Introduction: Scleredema is a rare connective-tissue disorder characterized by diffuse, non-pitting induration of the skin. Scleredema is divided into three types. Pathogenesis is largely unknown. We present a case of a 56-year-old woman with non insulin-dependent diabetes mellitus who presented with a progressive history of thickening of the skin on her back.
Case report: A 56-year-old woman, suffered from type 2 diabetes diagnosed 15 years ago, presented with complaints of painless, progressive hardening of her upper back present for years. Recently, she was diagnosed of incipient nephropathy, high systolic blood pressure, and retinal hard exudates close to the macula treated with laser photocoagulation. Physical examination revealed a symmetrical, erythematous, indurated plaque with indistinct borders involving her posterior neck and upper back. Slightly restriction in range of motion of the shoulders and neck was noted. Her body mass index (BMI) was of 33.1 kg/m2.The punch biopsy of the skin on her back showed an increased amount of interstitial colloidal iron with positive mucin consistent with scleredema.These features supported the diagnosis of scleredema diabeticorum. Our patient was asymptomatic and described mild restriction in movement. To our knowledge, her diabetes mellitus was controlled with subcutaneous insulin injections and diet.
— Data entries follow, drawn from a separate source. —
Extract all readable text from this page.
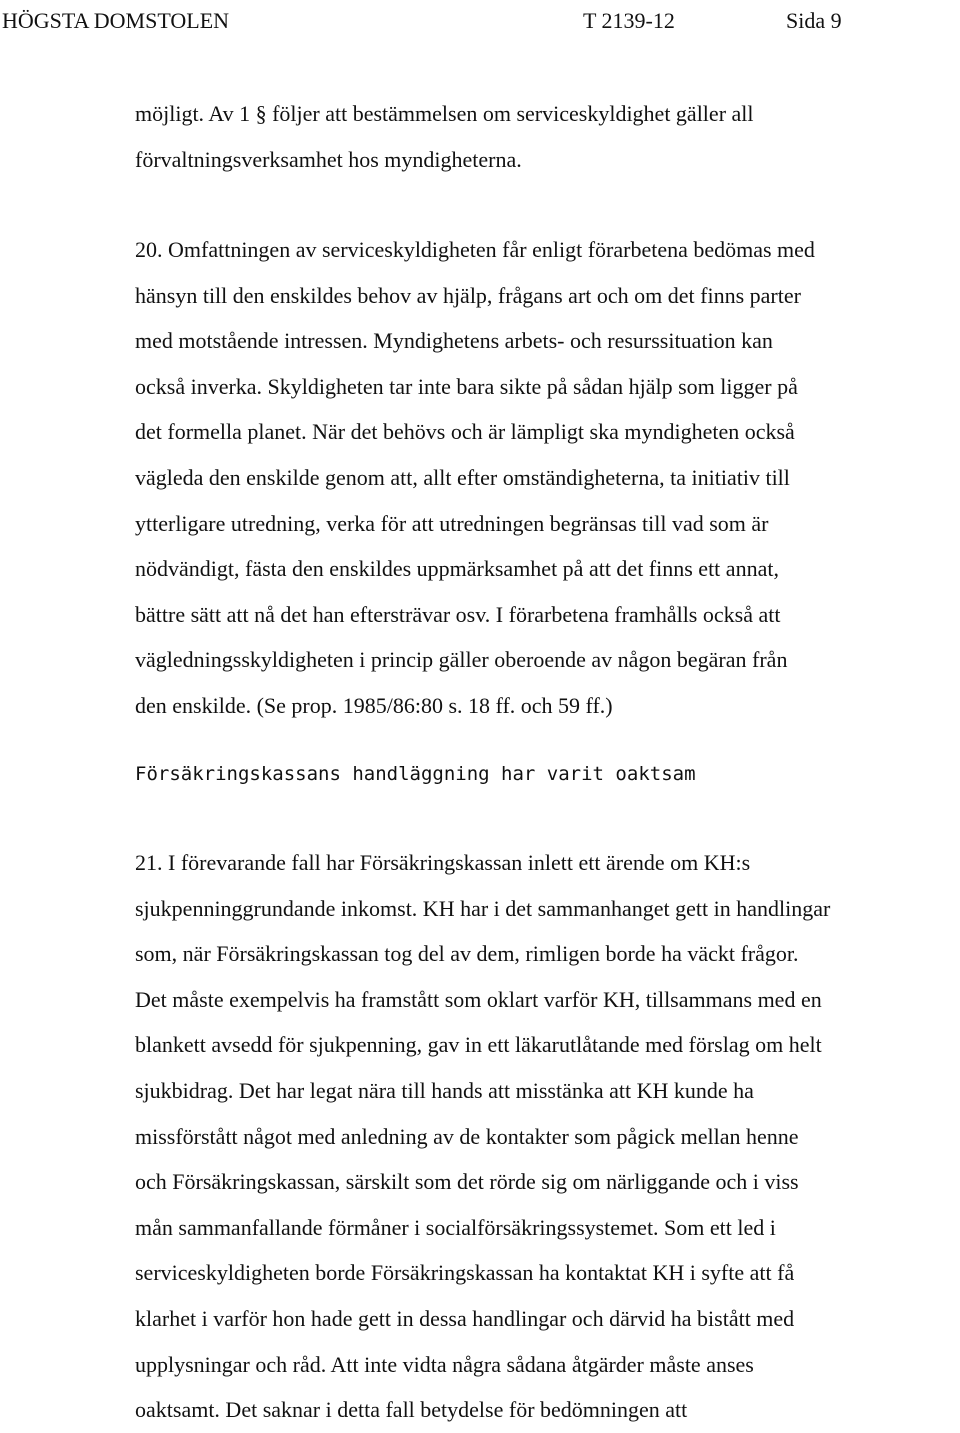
HÖGSTA DOMSTOLEN	T 2139-12	Sida 9
möjligt. Av 1 § följer att bestämmelsen om serviceskyldighet gäller all
förvaltningsverksamhet hos myndigheterna.
20. Omfattningen av serviceskyldigheten får enligt förarbetena bedömas med
hänsyn till den enskildes behov av hjälp, frågans art och om det finns parter
med motstående intressen. Myndighetens arbets- och resurssituation kan
också inverka. Skyldigheten tar inte bara sikte på sådan hjälp som ligger på
det formella planet. När det behövs och är lämpligt ska myndigheten också
vägleda den enskilde genom att, allt efter omständigheterna, ta initiativ till
ytterligare utredning, verka för att utredningen begränsas till vad som är
nödvändigt, fästa den enskildes uppmärksamhet på att det finns ett annat,
bättre sätt att nå det han eftersträvar osv. I förarbetena framhålls också att
vägledningsskyldigheten i princip gäller oberoende av någon begäran från
den enskilde. (Se prop. 1985/86:80 s. 18 ff. och 59 ff.)
Försäkringskassans handläggning har varit oaktsam
21. I förevarande fall har Försäkringskassan inlett ett ärende om KH:s
sjukpenninggrundande inkomst. KH har i det sammanhanget gett in handlingar
som, när Försäkringskassan tog del av dem, rimligen borde ha väckt frågor.
Det måste exempelvis ha framstått som oklart varför KH, tillsammans med en
blankett avsedd för sjukpenning, gav in ett läkarutlåtande med förslag om helt
sjukbidrag. Det har legat nära till hands att misstänka att KH kunde ha
missförstått något med anledning av de kontakter som pågick mellan henne
och Försäkringskassan, särskilt som det rörde sig om närliggande och i viss
mån sammanfallande förmåner i socialförsäkringssystemet. Som ett led i
serviceskyldigheten borde Försäkringskassan ha kontaktat KH i syfte att få
klarhet i varför hon hade gett in dessa handlingar och därvid ha bistått med
upplysningar och råd. Att inte vidta några sådana åtgärder måste anses
oaktsamt. Det saknar i detta fall betydelse för bedömningen att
Discussion: Scleredema is a rare condition of unknown pathogenesis. It is characterized by symmetrical, non-pitting hardening and induration of the skin, most commonly seen on the upper back, shoulder and neck, due to excessive increase in mucin deposition between the thickened and broadened collagen bundles. In rare occasions, the disease involves the face, arms, and the rest of the trunk, but not the hands and the feet that may decrease the mobility of the affected tissues. Scleredema is classically divided into three types, distinguished by their associations with infection, monoclonal gammopathy, and diabetes mellitus (scleredema diabeticorum).The third type occurs primarily in obese, middle-aged men with a long history of diabetes mellitus, as seen in the patient described here. It may be referred to as scleredema diabeticorum.Although scleredema may be diagnosed clinically, diagnostic confirmation may be obtained with a tissue biopsy. Treatment of scleredema is challenging. In scleredema diabeticorum, it is judicious to advise control of blood glucose as a first step in treatment, although a relationship between glucose control and improvement in scleredema has not been firmly established.
Conclusion: The frequency of scleredema diabeticorum is underestimated. In most cases, scleredema diabeticorum is a self-limited, benign condition.